The implementation of the first phase of the proposal started in February, 2011, with the establishment of nine Universities, while the second phase involving the remaining three universities including Federal University Gusau was established in 2013, during the presidency of Goodluck Jonathan. with three faculties, Humanities and Education, Management and Social Science, and Science.

== Library ==
The Library was established in 2014 but started operations in September, 2015 when academic activities started in the university. It was initially located in a block of classroom with few shelves and reading tables that can accommodate 50 readers at a time.

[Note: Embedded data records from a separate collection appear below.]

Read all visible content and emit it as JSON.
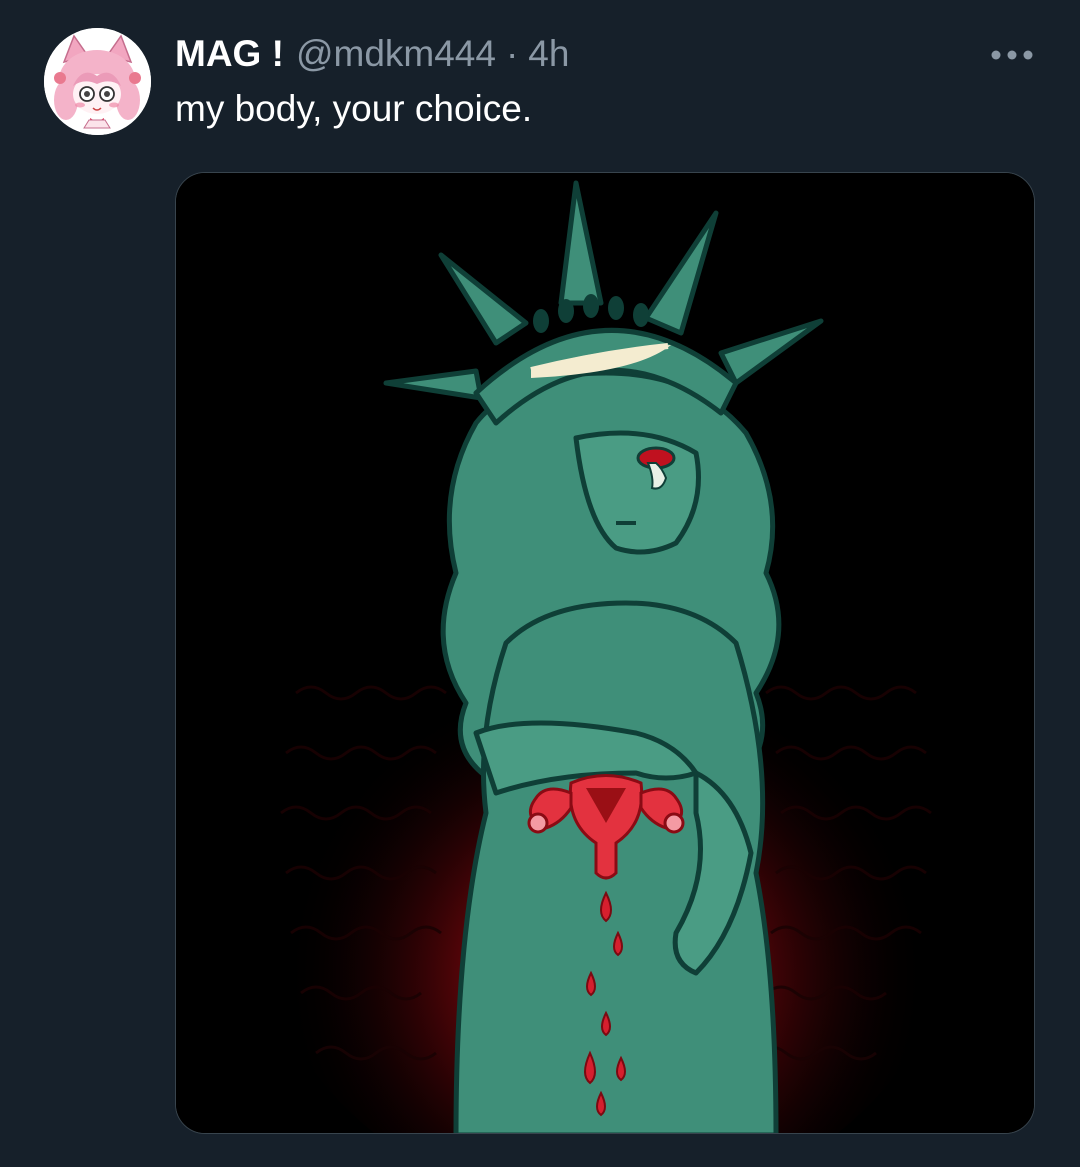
{
  "tweet": {
    "author": {
      "display_name": "MAG !",
      "handle": "@mdkm444",
      "avatar_icon": "anime-girl-avatar-icon"
    },
    "separator": "·",
    "timestamp": "4h",
    "text": "my body, your choice.",
    "more_icon": "more-horizontal-icon",
    "media": {
      "kind": "illustration",
      "subject": "weeping-statue-of-liberty-art"
    }
  },
  "colors": {
    "background": "#16202a",
    "primary_text": "#ffffff",
    "secondary_text": "#8b98a5",
    "statue_green": "#3f8f79",
    "statue_outline": "#0f3f37",
    "blood_red": "#d61f2e"
  }
}
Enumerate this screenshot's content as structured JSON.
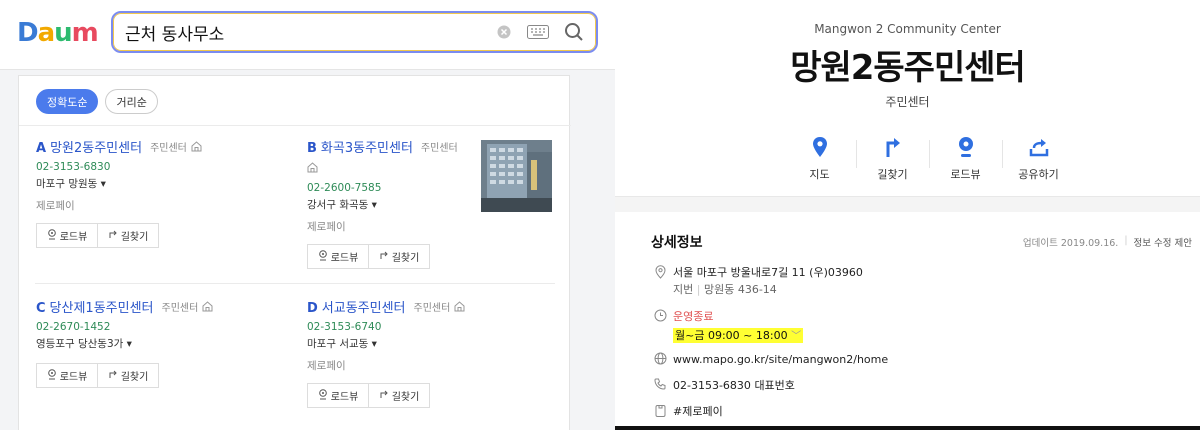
{
  "left": {
    "logo": {
      "letters": [
        "D",
        "a",
        "u",
        "m"
      ],
      "colors": [
        "#3a7bd5",
        "#f2a900",
        "#2dbb6f",
        "#e84a5f"
      ]
    },
    "search": {
      "value": "근처 동사무소"
    },
    "icons": {
      "clear": "clear-icon",
      "keyboard": "keyboard-icon",
      "search": "search-icon"
    },
    "sort": {
      "accuracy": "정확도순",
      "distance": "거리순"
    },
    "results": [
      {
        "letter": "A",
        "name": "망원2동주민센터",
        "category": "주민센터",
        "phone": "02-3153-6830",
        "address": "마포구 망원동 ▾",
        "pay": "제로페이",
        "roadview": "로드뷰",
        "directions": "길찾기"
      },
      {
        "letter": "B",
        "name": "화곡3동주민센터",
        "category": "주민센터",
        "phone": "02-2600-7585",
        "address": "강서구 화곡동 ▾",
        "pay": "제로페이",
        "roadview": "로드뷰",
        "directions": "길찾기"
      },
      {
        "letter": "C",
        "name": "당산제1동주민센터",
        "category": "주민센터",
        "phone": "02-2670-1452",
        "address": "영등포구 당산동3가 ▾",
        "pay": "",
        "roadview": "로드뷰",
        "directions": "길찾기"
      },
      {
        "letter": "D",
        "name": "서교동주민센터",
        "category": "주민센터",
        "phone": "02-3153-6740",
        "address": "마포구 서교동 ▾",
        "pay": "제로페이",
        "roadview": "로드뷰",
        "directions": "길찾기"
      }
    ]
  },
  "right": {
    "en_name": "Mangwon 2 Community Center",
    "ko_name": "망원2동주민센터",
    "category": "주민센터",
    "actions": [
      {
        "label": "지도",
        "icon": "map-pin-icon"
      },
      {
        "label": "길찾기",
        "icon": "directions-icon"
      },
      {
        "label": "로드뷰",
        "icon": "roadview-icon"
      },
      {
        "label": "공유하기",
        "icon": "share-icon"
      }
    ],
    "detail_title": "상세정보",
    "updated": "업데이트 2019.09.16.",
    "suggest_edit": "정보 수정 제안",
    "address": "서울 마포구 방울내로7길 11 (우)03960",
    "jibun_label": "지번",
    "jibun": "망원동 436-14",
    "status": "운영종료",
    "hours": "월~금  09:00 ~ 18:00",
    "website": "www.mapo.go.kr/site/mangwon2/home",
    "phone": "02-3153-6830",
    "phone_label": "대표번호",
    "tag": "#제로페이",
    "accent": "#2f6fe0",
    "highlight": "#ffff33"
  }
}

The initial collection was 350,000 volumes of books and journals donated by John Allen & Allen. The Library was then headed by an experienced professional Chief Library Officer in the person of Mal. Dantani Ruwa Ambursa who came from Usmanu Danfodiyo University Library, Sokoto. The Library got a large number of books and journals from Emeka Offor Foundation, Gusau Institute and some personalities in the society. It also started enjoying the TETFund Library Intervention starting with 2016 & 2017, respectively. With this development, the number of books and journals increased astronomically to about 298,000 volumes . The main library is located in multipurpose hall beside the faculty of humanity and education which is serving four faculties with seventeen departments. The E- library section has both online and offline databases which:

- EBSCOHOST
- HINARI
- AGORA
- OARE
- CALIBRE (offline)

Library Services

- Circulation services
- loan services
- Photocopying
- User guide education
- Reference service
- Internet Search services

== Faculties and Departments ==

| S/N | Faculty | Department |
|---|---|---|
| 1. | Humanities | Arabic and Islamic Studies; English and Literature; History and International Studies; Languages and Culture; |
| 2. | Education | Educational Foundation; Science Education; |
| 3. | Science | Biological Sciences; Geological Sciences; Mathematics; Physics; Computer Science; |
| 4. | Management and Social Sciences | Accounting/Finance; Business Administration; Economics; Public Administration; Political Science; Sociology; |

==2023 Kidnapping==
On 22 September 2023, 24 students, 10 workers and one security guard were kidnapped from the university by gunmen.